作曲家の念頭にあったのは、1855年ころのウィーン宮廷の舞踏会風景らしい。作品も当初は『ウィーン』と呼ばれていたが、1920年春、ロシア・バレエ団の主催者ディアギレフに2台ピアノで弾いてみせたところ、「傑作だが、バレエではない。これはバレエの肖像、バレエの絵画だ」と評されたために、怒ったラヴェルは楽譜をひっこめてしまい、タイトルを改めてオーケストラ組曲の形で初演している。

『ラ・ヴァルス』が『ウィーン』と呼ばれていたように、『海』の第1楽章「海の夜明けから真昼まで」も、当初は「サンギネール島の美しい海」と名づけられていた。このタイトルは、友人の作家カミーユ・モークレールの同名の短編からとったもので、小説では海の嵐と船の難破が扱われているという。

ところで、『海』の表紙を飾った葛飾北斎「神奈川沖浪裏」の原画にも大波に翻弄される3艘の小舟と必死で櫂を操る漕ぎ手の姿が描かれているのだが、不思議なことに、表紙に使った図柄からは舟がとりのぞかれている。

『海』の初演は、1905年10月15日におこなわれた。シュヴィヤールの指揮が不十分だったこともあり、作品は賛否両論を巻き起こした。どちらかというと否定のほうが多かったかもしれない。3年前に初演されたオペラ『ペレアスとメリザンド』は多くのドビュッシー党を生んだが、同じことをくり返したくないドビュッシーが先に進みすぎてしまったために、多くの聴衆は取り残されたような思いを味わったのだ。

サティ率いるアルクイユ楽派のアンリ・ソーゲもその一人だ。私は彼から、『海』はあまりにも難解で、『ペレアス』に親しんだ耳には理解できなかったときいたことがある。

やはり『ペレアス』の抒情性を深く愛した「ル・タン」紙の評論家ピエール・ラロは、「ドビュッシーの絵画的な作品に耳を傾けながら、私は、自然を前にではなく、自然の複製を前にしているという印象を持った。すばらしく繊細で、創意に富み、器用に細工された複製だが、それでも複製にかわりない・・・。私には海が見えず、聞こえず、感じられない」と書いて、ドビュッシーを激怒させた。
この批評はどこか、『ラ・ヴァルス』を初めて聴いたときのディアギレフのコメントを思い起こさせる。

ラヴェルの目的は、ウィンナワルツを20世紀に再現することではなかった。古きよき時代へのノスタルジー、彼の意識のスクリーンをかけめぐるワルツを、激しい旋回に託して表出することだった。そしてドビュッシーにとっての『海』も、彼がいったん記憶の中にとりこんだ自然の、音による転写だった。それは、ただ見ただけの海でも、聞いただけの海でも、泳いだだけの海でもなく、全身全霊で追体験し、再創造された海なのだ。

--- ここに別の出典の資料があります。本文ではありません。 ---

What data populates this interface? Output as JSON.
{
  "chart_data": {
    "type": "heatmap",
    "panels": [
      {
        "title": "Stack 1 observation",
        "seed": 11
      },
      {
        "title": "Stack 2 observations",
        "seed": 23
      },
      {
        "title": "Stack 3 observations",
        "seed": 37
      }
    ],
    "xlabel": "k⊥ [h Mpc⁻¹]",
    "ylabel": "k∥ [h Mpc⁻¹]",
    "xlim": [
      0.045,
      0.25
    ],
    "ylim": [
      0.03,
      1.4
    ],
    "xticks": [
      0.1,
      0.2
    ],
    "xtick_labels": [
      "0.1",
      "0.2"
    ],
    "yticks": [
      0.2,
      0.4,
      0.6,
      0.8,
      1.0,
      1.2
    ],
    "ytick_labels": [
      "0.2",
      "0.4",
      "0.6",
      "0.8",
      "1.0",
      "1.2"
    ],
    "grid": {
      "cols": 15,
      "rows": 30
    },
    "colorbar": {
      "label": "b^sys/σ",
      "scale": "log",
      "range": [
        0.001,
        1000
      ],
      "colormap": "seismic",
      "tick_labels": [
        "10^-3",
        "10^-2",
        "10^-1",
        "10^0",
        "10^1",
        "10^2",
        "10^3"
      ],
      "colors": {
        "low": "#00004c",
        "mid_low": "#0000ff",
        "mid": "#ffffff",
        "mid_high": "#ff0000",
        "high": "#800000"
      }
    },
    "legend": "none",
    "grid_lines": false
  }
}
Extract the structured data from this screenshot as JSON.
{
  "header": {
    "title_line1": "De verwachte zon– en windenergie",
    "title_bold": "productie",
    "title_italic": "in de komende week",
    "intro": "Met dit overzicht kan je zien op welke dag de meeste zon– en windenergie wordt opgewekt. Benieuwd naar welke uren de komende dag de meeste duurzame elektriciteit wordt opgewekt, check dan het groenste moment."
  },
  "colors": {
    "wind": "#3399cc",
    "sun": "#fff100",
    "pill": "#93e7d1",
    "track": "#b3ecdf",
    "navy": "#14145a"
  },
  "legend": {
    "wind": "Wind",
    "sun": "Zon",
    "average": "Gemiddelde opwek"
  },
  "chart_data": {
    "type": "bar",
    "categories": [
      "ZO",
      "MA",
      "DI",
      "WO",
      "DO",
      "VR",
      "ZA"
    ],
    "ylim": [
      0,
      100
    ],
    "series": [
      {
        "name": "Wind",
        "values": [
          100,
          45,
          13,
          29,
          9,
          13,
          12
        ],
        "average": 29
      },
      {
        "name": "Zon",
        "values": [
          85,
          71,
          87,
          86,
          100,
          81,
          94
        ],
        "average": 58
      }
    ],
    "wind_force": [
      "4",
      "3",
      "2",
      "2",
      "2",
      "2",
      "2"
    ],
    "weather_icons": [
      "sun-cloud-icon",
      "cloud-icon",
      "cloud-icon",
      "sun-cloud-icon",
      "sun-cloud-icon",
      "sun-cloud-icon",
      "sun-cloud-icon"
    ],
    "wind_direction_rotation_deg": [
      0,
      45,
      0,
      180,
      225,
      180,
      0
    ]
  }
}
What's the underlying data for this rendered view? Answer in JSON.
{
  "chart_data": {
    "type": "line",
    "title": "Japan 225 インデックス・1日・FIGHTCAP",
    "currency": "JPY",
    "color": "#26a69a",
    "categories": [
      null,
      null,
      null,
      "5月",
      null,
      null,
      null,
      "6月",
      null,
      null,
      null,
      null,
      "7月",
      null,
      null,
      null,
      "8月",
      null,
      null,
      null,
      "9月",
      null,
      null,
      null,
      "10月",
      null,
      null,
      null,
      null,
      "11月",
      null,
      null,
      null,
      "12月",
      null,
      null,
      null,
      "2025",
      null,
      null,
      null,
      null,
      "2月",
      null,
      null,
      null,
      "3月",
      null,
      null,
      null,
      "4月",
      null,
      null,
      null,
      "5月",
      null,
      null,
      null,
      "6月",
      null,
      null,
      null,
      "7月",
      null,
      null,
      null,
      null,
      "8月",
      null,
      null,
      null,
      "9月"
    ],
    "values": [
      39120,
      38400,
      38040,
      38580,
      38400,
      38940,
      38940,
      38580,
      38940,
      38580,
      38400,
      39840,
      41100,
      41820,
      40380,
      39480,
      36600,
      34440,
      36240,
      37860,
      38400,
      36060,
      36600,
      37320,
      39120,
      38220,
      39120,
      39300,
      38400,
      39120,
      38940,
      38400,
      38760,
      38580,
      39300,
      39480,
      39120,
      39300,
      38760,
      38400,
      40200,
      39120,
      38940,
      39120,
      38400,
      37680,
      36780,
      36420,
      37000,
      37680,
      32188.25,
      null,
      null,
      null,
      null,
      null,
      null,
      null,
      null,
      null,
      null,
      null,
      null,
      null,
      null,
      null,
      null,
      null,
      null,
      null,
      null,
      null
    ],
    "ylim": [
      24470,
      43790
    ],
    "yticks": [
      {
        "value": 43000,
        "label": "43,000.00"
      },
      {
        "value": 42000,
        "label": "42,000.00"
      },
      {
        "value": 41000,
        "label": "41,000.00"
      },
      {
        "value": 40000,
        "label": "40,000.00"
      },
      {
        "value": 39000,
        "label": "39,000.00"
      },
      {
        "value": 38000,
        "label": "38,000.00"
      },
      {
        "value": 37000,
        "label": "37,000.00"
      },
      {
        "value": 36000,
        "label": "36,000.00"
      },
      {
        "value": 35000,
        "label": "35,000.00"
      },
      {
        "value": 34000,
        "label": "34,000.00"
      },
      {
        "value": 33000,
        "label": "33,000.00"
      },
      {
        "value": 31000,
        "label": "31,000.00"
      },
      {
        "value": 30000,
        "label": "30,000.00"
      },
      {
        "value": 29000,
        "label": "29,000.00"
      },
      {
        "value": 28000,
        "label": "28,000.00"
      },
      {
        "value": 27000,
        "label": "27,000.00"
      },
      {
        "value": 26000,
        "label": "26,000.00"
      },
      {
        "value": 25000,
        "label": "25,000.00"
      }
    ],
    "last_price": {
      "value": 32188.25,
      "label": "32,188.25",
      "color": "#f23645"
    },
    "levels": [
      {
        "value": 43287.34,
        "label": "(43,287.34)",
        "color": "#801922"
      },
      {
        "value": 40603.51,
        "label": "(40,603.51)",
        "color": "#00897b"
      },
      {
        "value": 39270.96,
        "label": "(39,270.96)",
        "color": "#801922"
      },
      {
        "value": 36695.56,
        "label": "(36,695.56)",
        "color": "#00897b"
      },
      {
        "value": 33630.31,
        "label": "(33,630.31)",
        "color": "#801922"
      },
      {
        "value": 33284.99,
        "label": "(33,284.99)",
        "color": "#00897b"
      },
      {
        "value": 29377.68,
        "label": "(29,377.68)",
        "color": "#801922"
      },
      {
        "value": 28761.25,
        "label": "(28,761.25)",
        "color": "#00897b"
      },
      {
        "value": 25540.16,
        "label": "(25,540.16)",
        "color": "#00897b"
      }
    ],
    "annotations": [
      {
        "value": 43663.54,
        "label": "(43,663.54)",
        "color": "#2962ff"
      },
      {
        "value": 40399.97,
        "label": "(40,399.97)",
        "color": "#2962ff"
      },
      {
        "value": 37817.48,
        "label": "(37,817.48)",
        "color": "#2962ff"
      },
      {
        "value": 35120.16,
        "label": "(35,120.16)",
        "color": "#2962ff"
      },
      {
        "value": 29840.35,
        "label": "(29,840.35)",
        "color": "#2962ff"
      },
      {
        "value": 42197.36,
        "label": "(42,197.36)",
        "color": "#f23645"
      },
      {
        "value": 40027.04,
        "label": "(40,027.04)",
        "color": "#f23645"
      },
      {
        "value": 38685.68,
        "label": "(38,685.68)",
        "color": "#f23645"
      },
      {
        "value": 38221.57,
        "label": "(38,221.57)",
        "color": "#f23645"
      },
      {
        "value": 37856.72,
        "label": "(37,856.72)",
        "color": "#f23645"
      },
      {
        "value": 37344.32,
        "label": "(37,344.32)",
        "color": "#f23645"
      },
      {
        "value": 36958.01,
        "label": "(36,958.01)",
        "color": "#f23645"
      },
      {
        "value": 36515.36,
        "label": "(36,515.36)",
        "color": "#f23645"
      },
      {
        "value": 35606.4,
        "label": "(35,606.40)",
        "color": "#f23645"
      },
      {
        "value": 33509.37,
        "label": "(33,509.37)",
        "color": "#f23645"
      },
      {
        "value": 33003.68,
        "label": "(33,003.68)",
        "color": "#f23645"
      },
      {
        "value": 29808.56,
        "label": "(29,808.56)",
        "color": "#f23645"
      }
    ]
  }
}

1913年になってドビュッシーは、「音楽は、まさしく自然のいちばん近くにある芸術である」と語っている。画家や彫刻家も自然を翻訳しようと試みるが、結局はたったひとつの様相、たったひとつの瞬間しかつかまえられないし、定着させることができない。ひとり音楽家だけが、「夜と昼、天と地のすべてのポエジーをそっくりとらえてその雰囲気を再構成し、その巨大な鼓動を脈打たせる」という特権をもっている。

今宵の客席もまた、ワルツの旋回で揺れ、海によって満たされますように。